Dans son ensemble, la presse au Cambodge reste une presse de combat. Elle est plus politique que commerciale ou que technique. Même le rôle d’information vient après. L’apparition de la plupart des journaux coïncide avec les moments les plus bouillonnants de la politique du pays. Leur sort est en général lié au développement des circonstances politiques qui les ont vus naître. Leur vie n’a pas connu de stabilité et par conséquent leur influence politique n’a jamais été durable dans le passé. Cependant, quelques journaux ont pu, par leur prestige et leur talent, par l’impact de leurs articles sur l’opinion publique, influencer le cours des évènements d’importance historique : il s’agit des journaux « Nagaravatta » à l’époque qui précède l’avènement de l’Indépendance, et « Khmer Ekareach » à la veille de l’évènement du 18 Mars 1970. Depuis 1970, malgré leur existence éphémère, les journaux privés au Cambodge ont profité de la période de liberté brève et relative octroyée par le nouveau régime en place en pleine transmutation, pour jouir de son nouveau rôle de 4e pouvoir. Mais la suppression de tous les journaux par le gouvernement désormais méfiant du rôle de la presse, depuis le 18 Mars 1973, ait mis fin peut-être définitivement à cette liberté naissance. Ceci a permis de conclure qu’au Cambodge, en tout temps, la participation de la presse à la direction des affaires de l’État n’a été, en effet, tolérée que lorsque les autorités espéraient y trouver total appui et obéissance aveugle aux grandes lignes politiques du gouvernement. Dans cette liberté conditionnelle et contrôlée, pour se maintenir à la surface bon nombre de journaux se voient obligés de vivre l’opportunité des circonstances. Toutefois, cette faiblesse et cette instabilité du rôle politique de la presse khmère peuvent également s’expliquer par le fait qu’une partie des journaux qui ne sont pas dignes de ce nom, leur manque d’organisation et de sérieux les empêchent de devenir une institution efficace pouvant se défendre contre la pression éventuelle du gouvernement.
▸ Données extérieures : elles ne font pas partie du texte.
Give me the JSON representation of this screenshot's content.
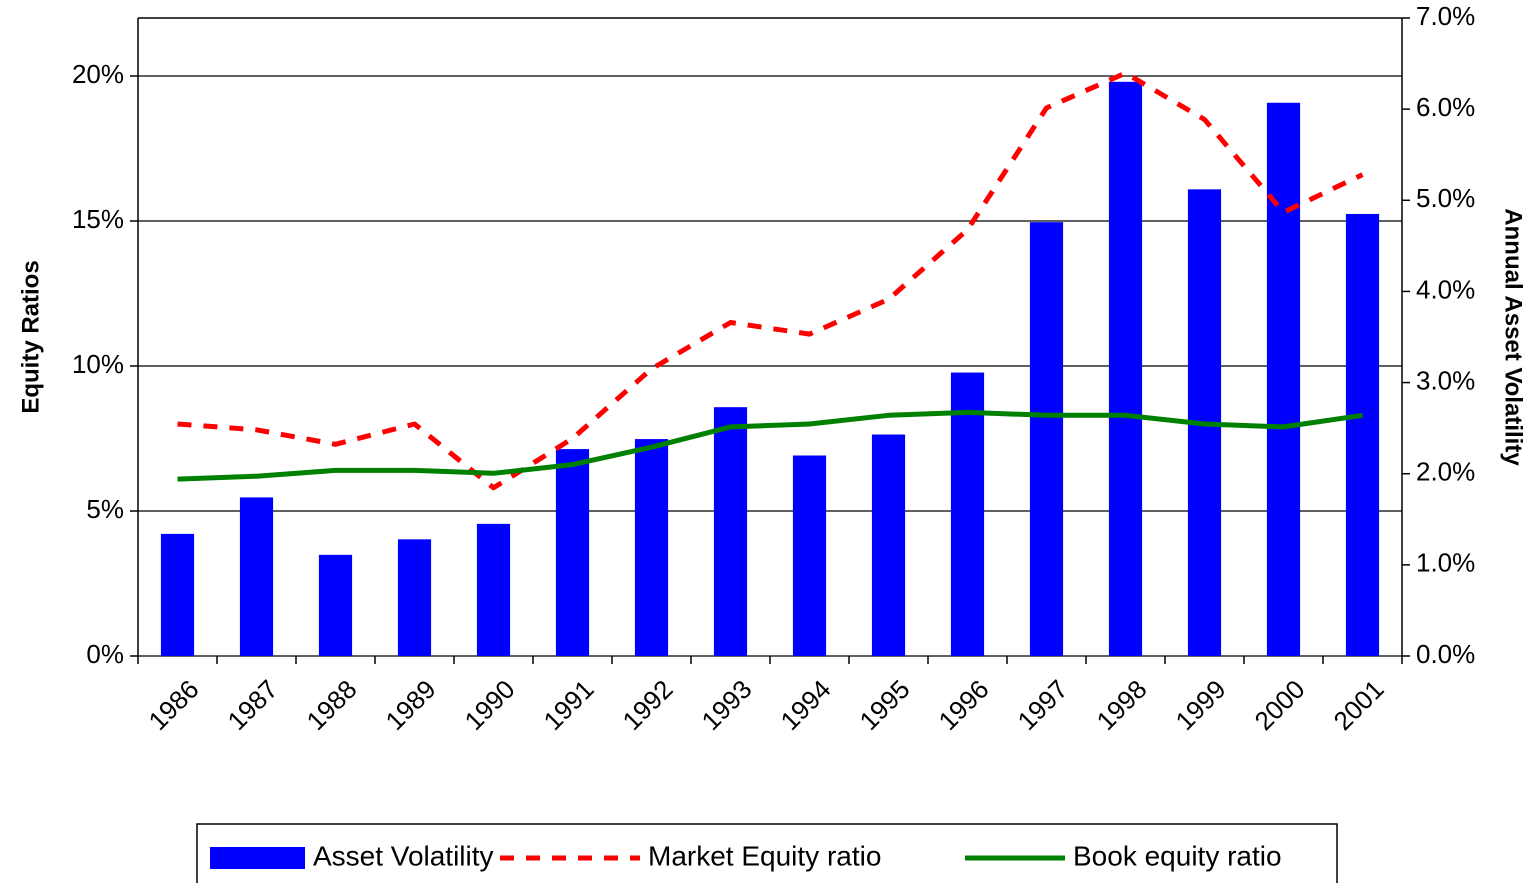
{
  "chart_data": {
    "type": "bar",
    "categories": [
      "1986",
      "1987",
      "1988",
      "1989",
      "1990",
      "1991",
      "1992",
      "1993",
      "1994",
      "1995",
      "1996",
      "1997",
      "1998",
      "1999",
      "2000",
      "2001"
    ],
    "y_label": "Equity Ratios",
    "y2_label": "Annual Asset Volatility",
    "ylim": [
      0,
      22
    ],
    "yticks": [
      {
        "value": 0,
        "label": "0%"
      },
      {
        "value": 5,
        "label": "5%"
      },
      {
        "value": 10,
        "label": "10%"
      },
      {
        "value": 15,
        "label": "15%"
      },
      {
        "value": 20,
        "label": "20%"
      }
    ],
    "y2lim": [
      0,
      7
    ],
    "y2ticks": [
      {
        "value": 0,
        "label": "0.0%"
      },
      {
        "value": 1,
        "label": "1.0%"
      },
      {
        "value": 2,
        "label": "2.0%"
      },
      {
        "value": 3,
        "label": "3.0%"
      },
      {
        "value": 4,
        "label": "4.0%"
      },
      {
        "value": 5,
        "label": "5.0%"
      },
      {
        "value": 6,
        "label": "6.0%"
      },
      {
        "value": 7,
        "label": "7.0%"
      }
    ],
    "grid": true,
    "legend": "bottom",
    "series": [
      {
        "name": "Asset Volatility",
        "type": "bar",
        "axis": "y2",
        "color": "#0000ff",
        "values": [
          1.34,
          1.74,
          1.11,
          1.28,
          1.45,
          2.27,
          2.38,
          2.73,
          2.2,
          2.43,
          3.11,
          4.76,
          6.3,
          5.12,
          6.07,
          4.85
        ]
      },
      {
        "name": "Market Equity ratio",
        "type": "line",
        "dashed": true,
        "color": "#ff0000",
        "values": [
          8.0,
          7.8,
          7.3,
          8.0,
          5.8,
          7.5,
          9.9,
          11.5,
          11.1,
          12.3,
          14.7,
          18.9,
          20.1,
          18.5,
          15.3,
          16.6
        ]
      },
      {
        "name": "Book equity ratio",
        "type": "line",
        "dashed": false,
        "color": "#008000",
        "values": [
          6.1,
          6.2,
          6.4,
          6.4,
          6.3,
          6.6,
          7.2,
          7.9,
          8.0,
          8.3,
          8.4,
          8.3,
          8.3,
          8.0,
          7.9,
          8.3
        ]
      }
    ]
  }
}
Quant à son rôle d’information, la presse privée khmère, n’a qu’à moitié réussi, malgré un certain progrès qu’elle a connu depuis ces derniers temps. N’ayant au départ aucune formation professionnelle, les journalistes cambodgiens, qui se sont lancés dans le métier, animés en général d’un enthousiasme politique, dans l’espoir de le mener à bien et l’améliorer plus tard par la pratique sur le terrain qui leur restait jusqu’alors vierge. Reportages souvent mal fait, retard des nouvelles s’ajoutant à la pauvreté en articles scientifiques et en articles d’études, et au manque de moyens techniques indispensables à la bonne marche d’un journal, voilà les causes qui expliquent l’insuffisance de la presse khmère en tant qu’institution sociale et son retard sur la presse des autres pays. Remédier à ces insuffisances et faire prendre conscience aux journalistes khmers de l’importance de leur rôle dans la contribution effective à toutes les fonctions de l’État, administratives, économiques, politiques et sociales, devient indispensable et urgente pour permettre à la presse khmère de devenir une institution utile pour tous, et de survivre.

Note : Nous n’avons pas transcrit le chapitre « Aspect économiques de la presse khmère », parce que nous jugeons qu’il ne représente que l’aspect technique, économique et organisationnel de la presse khmère de l’époque. Dans ce chapitre les auteurs ont traités les sujets suivants : Facilités de création du journal, Capital, Répercussion sur la consommation, Distribution, Autres aspects (crise de papier, les machines).